Astana's Andriy Grivko will sell his Specialized Tour de France bike in aid of wounded Ukrainian soldiers
“It’s a pity to give up the bike, but I’ve been thinking about this for a long time,” Grivko told Ukraine’s Sport Online website during a visit to Kiev. “I want to help the ATO [Anti-Terrorist Operation] fighters in our country’s difficult period.”
The 31-year-old Ukrainian rode at the side of his Italian team-mate throughout 2014. He helped Nibali in Tirreno-Adriatico, the Tour de Romandie, the Critérium du Dauphiné and of course, the Tour de France.
It was not any easy year with problems brewing at home. His parents and sister live in Ukraine’s Crimea peninsula, where in late February, Russian-backed rebels gained control and pushed for annexation. Crimeans voted to join Russia in a snap referendum held on March 11, but Grivko said that his people were prevented from voting otherwise.

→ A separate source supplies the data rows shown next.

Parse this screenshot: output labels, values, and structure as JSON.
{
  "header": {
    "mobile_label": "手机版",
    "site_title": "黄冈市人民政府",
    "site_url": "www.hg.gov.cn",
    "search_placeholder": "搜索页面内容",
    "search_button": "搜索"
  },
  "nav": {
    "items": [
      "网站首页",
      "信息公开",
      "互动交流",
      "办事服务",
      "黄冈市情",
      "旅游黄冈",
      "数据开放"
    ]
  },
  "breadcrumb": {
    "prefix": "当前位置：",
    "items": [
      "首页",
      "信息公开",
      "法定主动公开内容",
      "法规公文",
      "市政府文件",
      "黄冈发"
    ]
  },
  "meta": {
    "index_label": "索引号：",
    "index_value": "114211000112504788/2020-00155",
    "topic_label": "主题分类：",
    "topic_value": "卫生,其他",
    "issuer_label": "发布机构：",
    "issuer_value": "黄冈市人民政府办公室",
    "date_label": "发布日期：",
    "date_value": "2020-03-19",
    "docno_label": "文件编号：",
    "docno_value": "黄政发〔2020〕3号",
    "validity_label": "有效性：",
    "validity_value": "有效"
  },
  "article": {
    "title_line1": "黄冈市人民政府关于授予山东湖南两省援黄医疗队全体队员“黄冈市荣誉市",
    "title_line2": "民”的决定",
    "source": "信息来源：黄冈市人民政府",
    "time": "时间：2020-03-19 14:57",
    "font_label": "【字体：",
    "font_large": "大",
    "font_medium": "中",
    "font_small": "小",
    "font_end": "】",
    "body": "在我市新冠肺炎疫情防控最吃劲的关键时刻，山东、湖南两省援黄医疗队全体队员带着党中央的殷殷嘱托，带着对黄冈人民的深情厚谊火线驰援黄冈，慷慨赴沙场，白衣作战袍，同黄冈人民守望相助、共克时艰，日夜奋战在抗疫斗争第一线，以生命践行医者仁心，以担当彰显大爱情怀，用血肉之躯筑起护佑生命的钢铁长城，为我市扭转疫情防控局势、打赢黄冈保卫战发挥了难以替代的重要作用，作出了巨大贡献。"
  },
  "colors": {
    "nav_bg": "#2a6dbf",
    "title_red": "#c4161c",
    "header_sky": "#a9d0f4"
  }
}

“It’s difficult to concentrate on the bike when you know that your family is there,” Grivko told France’s L’Equipe newspaper at the Tour in July. “Our freedom and our security are in danger.”
The situation only worsened when a missile reportedly fired from rebel-held territory on July 17 hit Malaysia Airlines MH17 en route from Amsterdam to Kuala Lumpur. The missile, allegedly fired by a Russian-backed group, downed the aeroplane in eastern Ukraine and killed 298 people, mostly Dutch.
“It’s a huge tragedy that is not limited to the Ukraine and Russia. It concerns the world and in particular, Europe,” added Grivko. “Everyone should understand what is the cause of this is an act of terrorism – Russia is guilty and has dirtied the reputation of my country.”
Grivko’s father also cycled, riding for the USSR, and encouraged his son to take up cycling. Grivko lives in Italy, but visited Kiev 500 miles north of Crimea.
“The last time I was a year and a half ago in the Crimea. I hope that when the Crimea in Ukraine, I will return there. And I believe that it will be very soon,” Grivko told Sport Online. “It should only be a political solution, and not a military action as it happens in the east.”
In the country’s east, a ceasefire has collapsed and Russia is sending more convoys into the area. Russia is accused of sending military supplies to rebels in the war-stricken Donbas region instead of promised aid to civilians. An estimated 4000 people have died since the rebellion began.
Money from Grivko’s Specialized bike, equipped with Campagnolo, will aid the ATO soldiers. Auction details were unavailable. Fellow Ukrainian cyclist Yaroslav Popovych (Trek Factory Racing) auctioned his trophies to support his country.